Di quel programma assistete ancora alle repliche, ma non esiste più. Sopravvivono invece, e con successo, le gare – efferate come quella di cui dicevamo, o bonarie come quella dell’ora di pranzo, ma gare – e qualche spin off di Casalinghe disperate, in cui una conduttrice con l’affanno deve preparare dei piatti col cronometro che corre (perché non sia mai che marito e figli debbano aspettare un minuto quando tornano da lavoro e scuola, o che al contrario trovino i rigatoni già freddini).
Chi ha tanto a cuore il rischio di comportamenti di emulazione, la diffusione di premesse patologiche sul corpo e la costruzione di una cattiva cultura alimentare, trova qualche ragione di interesse nel fatto che il mangiare che raccontiamo in televisione c’entri più col dominio e il controllo che con lo stare insieme, più con la performance che con la condivisione, più col tecnicismo che con il godimento? E in cui la relazione con chi ne sa di più è di terrore e sottomissione?

Certo, diciamo meglio: la relazione messa in scena. Ma l’obiezione possibile – e realistica – che si tratti di fiction, che le botte siano finte, che sia tutta una recita e che nessuno si faccia male non cambia di una virgola la questione.

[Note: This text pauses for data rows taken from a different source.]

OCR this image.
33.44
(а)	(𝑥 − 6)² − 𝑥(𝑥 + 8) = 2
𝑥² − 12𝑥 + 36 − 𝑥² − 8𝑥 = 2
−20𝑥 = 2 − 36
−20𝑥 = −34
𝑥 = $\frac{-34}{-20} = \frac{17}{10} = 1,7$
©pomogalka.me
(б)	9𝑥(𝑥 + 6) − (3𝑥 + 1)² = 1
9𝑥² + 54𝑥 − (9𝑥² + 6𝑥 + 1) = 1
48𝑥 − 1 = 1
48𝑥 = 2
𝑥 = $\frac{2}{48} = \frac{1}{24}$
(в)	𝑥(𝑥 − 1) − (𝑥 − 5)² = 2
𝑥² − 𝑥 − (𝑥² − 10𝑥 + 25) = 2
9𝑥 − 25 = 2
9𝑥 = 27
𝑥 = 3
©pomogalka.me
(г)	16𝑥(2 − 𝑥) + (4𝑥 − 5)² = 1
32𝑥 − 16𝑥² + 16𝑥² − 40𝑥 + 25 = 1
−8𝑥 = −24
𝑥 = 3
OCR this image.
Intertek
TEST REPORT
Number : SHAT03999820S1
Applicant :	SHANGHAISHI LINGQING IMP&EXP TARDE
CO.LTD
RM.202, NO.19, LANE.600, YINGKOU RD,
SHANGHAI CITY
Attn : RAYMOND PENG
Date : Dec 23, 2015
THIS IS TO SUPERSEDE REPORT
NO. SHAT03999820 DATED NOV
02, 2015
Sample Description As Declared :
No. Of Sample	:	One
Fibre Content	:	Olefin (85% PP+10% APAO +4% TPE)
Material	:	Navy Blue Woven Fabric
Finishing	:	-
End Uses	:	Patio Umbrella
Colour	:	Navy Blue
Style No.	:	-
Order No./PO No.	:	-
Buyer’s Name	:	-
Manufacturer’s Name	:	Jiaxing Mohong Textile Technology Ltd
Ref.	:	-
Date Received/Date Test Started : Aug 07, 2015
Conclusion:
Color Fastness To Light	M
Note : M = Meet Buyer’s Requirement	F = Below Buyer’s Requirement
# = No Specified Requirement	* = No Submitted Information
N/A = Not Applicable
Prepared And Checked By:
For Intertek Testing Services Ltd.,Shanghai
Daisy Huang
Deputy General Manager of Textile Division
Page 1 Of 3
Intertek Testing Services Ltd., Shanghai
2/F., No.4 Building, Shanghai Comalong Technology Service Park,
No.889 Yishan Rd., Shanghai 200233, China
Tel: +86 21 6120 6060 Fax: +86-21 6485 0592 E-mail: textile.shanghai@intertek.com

Nel rettangolo della televisione la differenza tra vero e falso sfuma, ed è vero quello che si vede.
Il cibo sta dentro la stessa cornice dell’assoggettamento alla tecnica e all’autorità, della competizione estrema, del mors tua, vita mea. Dove quei quindici o venti secondi di silenzio sadico degli aguzzini prima di annunciare il nome del concorrente eliminato sono un cinico contorno di tensione e umiliazione.

Prendete queste domande non come un tentativo di identificare cattivi maestri da censurare, ma come un contributo a guardare un po’ oltre il capro espiatorio a portata di mano e ad ampliare il raggio delle domande sui modelli culturali, che non c’entrano solo coi centimetri di girovita esibiti ma riguardano premesse che condividiamo a livelli anche più impliciti.

meritocrazia

P.S.: leggo in giro che la prepotenza di quei giudici sarebbe una realizzazione sulla terra di un principio meritocratico. Per quanto mi ripugni confondere la valorizzazione di chi merita con l’irrisione di chi non merita, prenderei sul serio quest’argomento se uno dei giudici non avesse una carriera parallela di cantante e compositore di canzoni di livello dopolavoristico, che riesce a cantare in pubblico e in tv solo in virtù della sua notorietà come cuoco. Viva il merito e la professionalità.